The apple tree doesn't try to make an apple; it just can't not.

What drives someone to seek a life that’s genuinely good, not just "good enough"? This instalment of the Fruit of the Spirit series on Mess It Up Podcast tackles that head‑on, as the Bow Tie Guy and Bev chat through what biblical goodness looks like in everyday, messy lives and recovery journeys.

Kicking off with the cheeky Word of the Week, "rectitude"—"the quality of being honest or morally correct"—they link this idea of upright living to the Fruit of the Spirit in Galatians 5:22–23. Bev questions how the word "good" gets watered down in daily chat, from ice cream to paying bills, and together they shift the focus from things being good to people *doing* and *being* good through the Spirit’s work.

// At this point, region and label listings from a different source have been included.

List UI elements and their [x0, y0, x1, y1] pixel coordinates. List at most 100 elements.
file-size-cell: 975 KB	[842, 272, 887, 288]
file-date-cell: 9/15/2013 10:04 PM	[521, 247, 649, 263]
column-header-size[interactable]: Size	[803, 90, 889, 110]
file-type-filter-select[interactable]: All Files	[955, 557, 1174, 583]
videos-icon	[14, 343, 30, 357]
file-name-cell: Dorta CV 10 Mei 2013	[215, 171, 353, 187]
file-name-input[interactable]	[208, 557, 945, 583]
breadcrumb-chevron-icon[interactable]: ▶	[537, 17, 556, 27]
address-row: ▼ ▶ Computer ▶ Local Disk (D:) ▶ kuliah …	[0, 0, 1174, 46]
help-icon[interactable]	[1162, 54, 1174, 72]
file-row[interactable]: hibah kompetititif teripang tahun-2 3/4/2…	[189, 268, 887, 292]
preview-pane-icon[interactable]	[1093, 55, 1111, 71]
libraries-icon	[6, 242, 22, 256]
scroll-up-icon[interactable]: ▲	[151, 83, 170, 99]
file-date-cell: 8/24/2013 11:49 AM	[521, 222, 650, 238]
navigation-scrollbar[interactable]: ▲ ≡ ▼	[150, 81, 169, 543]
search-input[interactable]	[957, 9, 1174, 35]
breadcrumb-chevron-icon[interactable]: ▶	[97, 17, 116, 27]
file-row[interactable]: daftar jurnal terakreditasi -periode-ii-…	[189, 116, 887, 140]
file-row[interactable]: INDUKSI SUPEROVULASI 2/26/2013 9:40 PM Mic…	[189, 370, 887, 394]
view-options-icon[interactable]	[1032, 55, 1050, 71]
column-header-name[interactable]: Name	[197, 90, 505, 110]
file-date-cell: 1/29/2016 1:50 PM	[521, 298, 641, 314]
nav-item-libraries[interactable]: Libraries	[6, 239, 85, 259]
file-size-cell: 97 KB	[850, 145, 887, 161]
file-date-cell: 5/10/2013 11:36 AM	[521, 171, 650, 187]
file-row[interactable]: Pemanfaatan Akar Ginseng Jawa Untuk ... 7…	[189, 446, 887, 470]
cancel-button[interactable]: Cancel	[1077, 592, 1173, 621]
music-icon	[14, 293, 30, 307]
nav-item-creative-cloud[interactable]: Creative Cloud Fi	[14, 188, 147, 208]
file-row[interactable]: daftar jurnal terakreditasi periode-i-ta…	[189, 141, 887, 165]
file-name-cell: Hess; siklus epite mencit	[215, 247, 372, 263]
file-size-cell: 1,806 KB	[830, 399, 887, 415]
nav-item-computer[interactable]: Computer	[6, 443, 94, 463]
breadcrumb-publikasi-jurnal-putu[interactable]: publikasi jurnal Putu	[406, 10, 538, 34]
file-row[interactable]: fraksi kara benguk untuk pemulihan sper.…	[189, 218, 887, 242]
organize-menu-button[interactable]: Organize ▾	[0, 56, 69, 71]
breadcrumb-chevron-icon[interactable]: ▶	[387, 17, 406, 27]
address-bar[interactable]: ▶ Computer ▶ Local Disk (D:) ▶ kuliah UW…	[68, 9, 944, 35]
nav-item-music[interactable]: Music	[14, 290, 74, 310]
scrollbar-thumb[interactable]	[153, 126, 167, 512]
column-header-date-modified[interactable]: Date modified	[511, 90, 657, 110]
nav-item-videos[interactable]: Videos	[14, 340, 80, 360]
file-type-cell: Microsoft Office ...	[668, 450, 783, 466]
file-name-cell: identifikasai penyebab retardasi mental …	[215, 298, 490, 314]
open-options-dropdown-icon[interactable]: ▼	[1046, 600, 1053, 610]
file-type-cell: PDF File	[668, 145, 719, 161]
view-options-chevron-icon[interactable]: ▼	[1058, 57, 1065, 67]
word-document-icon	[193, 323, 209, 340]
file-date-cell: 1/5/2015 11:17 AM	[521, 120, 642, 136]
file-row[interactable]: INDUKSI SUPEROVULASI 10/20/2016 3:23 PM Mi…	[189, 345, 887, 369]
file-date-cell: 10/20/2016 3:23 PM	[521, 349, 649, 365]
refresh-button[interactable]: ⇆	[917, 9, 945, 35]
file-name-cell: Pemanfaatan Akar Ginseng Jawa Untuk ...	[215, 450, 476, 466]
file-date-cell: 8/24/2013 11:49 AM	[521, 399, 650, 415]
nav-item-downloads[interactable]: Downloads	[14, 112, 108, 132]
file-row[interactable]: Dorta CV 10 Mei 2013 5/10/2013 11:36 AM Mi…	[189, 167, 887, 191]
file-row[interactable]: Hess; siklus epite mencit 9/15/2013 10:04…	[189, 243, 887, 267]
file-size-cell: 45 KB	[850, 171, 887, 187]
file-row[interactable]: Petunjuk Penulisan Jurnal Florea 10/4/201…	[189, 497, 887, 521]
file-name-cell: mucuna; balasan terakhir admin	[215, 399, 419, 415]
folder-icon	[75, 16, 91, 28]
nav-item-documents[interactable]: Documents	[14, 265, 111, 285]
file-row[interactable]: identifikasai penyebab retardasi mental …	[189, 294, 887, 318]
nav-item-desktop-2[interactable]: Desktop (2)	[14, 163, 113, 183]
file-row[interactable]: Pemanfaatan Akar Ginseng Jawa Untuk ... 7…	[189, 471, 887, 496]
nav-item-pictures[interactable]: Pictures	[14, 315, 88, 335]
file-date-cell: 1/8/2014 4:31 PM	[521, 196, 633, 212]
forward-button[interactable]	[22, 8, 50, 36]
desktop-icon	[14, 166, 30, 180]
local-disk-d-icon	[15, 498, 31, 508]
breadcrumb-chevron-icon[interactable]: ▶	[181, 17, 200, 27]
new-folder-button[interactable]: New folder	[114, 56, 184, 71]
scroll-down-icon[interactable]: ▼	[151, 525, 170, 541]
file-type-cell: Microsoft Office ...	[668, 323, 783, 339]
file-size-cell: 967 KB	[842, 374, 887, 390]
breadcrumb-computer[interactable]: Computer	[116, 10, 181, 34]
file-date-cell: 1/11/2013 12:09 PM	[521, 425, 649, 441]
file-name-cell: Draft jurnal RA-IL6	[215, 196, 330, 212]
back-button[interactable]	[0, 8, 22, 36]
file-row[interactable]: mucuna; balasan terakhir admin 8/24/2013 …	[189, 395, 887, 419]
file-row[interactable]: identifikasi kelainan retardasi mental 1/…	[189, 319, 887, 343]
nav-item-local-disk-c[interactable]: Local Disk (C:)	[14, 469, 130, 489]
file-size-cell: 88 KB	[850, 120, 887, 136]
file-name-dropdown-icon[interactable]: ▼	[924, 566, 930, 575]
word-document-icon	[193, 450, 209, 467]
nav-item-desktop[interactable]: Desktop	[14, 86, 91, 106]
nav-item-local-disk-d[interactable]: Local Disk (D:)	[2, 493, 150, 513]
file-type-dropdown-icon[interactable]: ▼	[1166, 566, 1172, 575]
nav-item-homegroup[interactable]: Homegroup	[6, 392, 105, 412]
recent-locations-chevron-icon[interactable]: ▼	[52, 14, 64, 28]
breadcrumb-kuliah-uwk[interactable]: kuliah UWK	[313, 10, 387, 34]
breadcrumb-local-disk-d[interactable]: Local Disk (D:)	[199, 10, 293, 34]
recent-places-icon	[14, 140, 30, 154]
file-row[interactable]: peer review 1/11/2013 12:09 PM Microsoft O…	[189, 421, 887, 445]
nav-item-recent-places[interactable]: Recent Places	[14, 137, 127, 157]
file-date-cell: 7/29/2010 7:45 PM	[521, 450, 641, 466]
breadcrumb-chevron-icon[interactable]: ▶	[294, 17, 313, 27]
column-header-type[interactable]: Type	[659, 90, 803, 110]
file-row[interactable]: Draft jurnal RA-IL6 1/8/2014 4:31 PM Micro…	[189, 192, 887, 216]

You’ll hear them compare the Fruit of the Spirit to one single tree producing different flavours of the same fruit, rather than separate "fruits". That image helps frame goodness as part of a larger spiritual makeover, not a one‑off nice gesture. The Bow Tie Guy notes, "The apple tree doesn't try to make an apple; it just can't not," showing how genuine goodness flows naturally when someone’s "plugged into" God, instead of white‑knuckling their behaviour.

The chat gets practical too: what happens when good intentions are misunderstood, or never received at all? They use playful examples from reality TV and everyday encounters to show how motives and outcomes don’t always line up, yet the call remains to keep putting good into the world—especially when it’s hard.

With a nod to the song "I Believe It" by John Reddick, they highlight a "God so good he'd leave his home in glory", inviting listeners to see goodness as something rooted in God’s character, not human performance. The episode closes by urging anyone who feels stuck or messy to connect with God’s Spirit and let that goodness reshape their life. Ready to think about how goodness could show up in your story today?